W środowy wieczór, podczas gdy komisarz Małgorzata Tendera nie pełniła służby, podróżowała samochodem do Rzeszowa. Kierując się obwodnicą Głogowa Małopolskiego, w okolicach wiaduktu, dostrzegła mężczyznę leżącego na jezdni z widoczną krwawiącą głową. Natychmiast zdecydowała się na zatrzymanie pojazdu i włączenie świateł awaryjnych, tak aby zapewnić bezpieczeństwo zarówno sobie, jak i innym użytkownikom drogi.

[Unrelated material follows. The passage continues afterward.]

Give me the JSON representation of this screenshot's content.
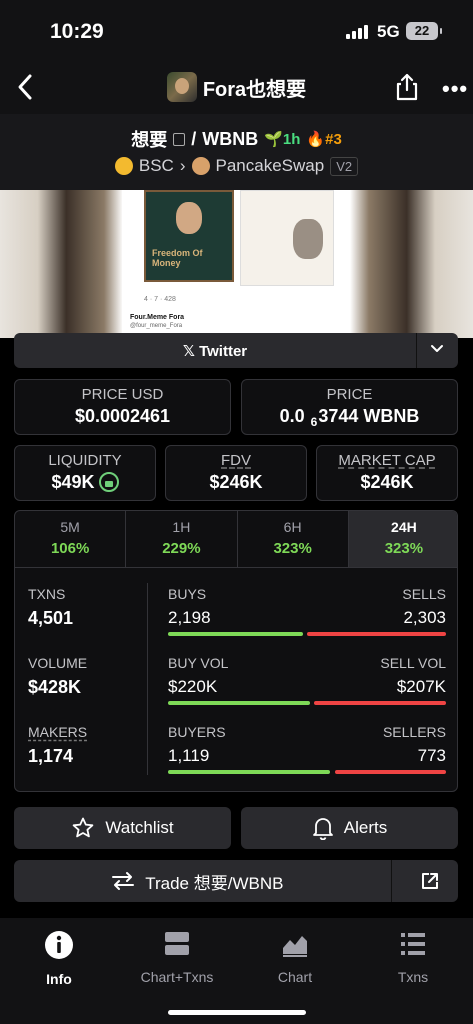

- Komisarz Tendera podeszła do poszkodowanego, próbując ustalić, co dokładnie się stało. Niestety, ranny mężczyzna nie był w stanie wyjaśnić okoliczności zdarzenia. Bez zwłoki skontaktowała się z odpowiednimi służbami, aby zgłosić sytuację. W międzyczasie zatrzymały się dwa kolejne pojazdy, a w jednym z nich podróżował posterunkowy Mateusz Środoń, także funkcjonariusz Oddziału Prewencji Policji w Rzeszowie.
- relacjonuje KMP.
Do czasu przybycia karetki pogotowia, dwójka policjantów wspólnie udzieliła pomocy rannemu mężczyźnie, opatrując jego głowę. Poszkodowany został później przetransportowany do szpitala.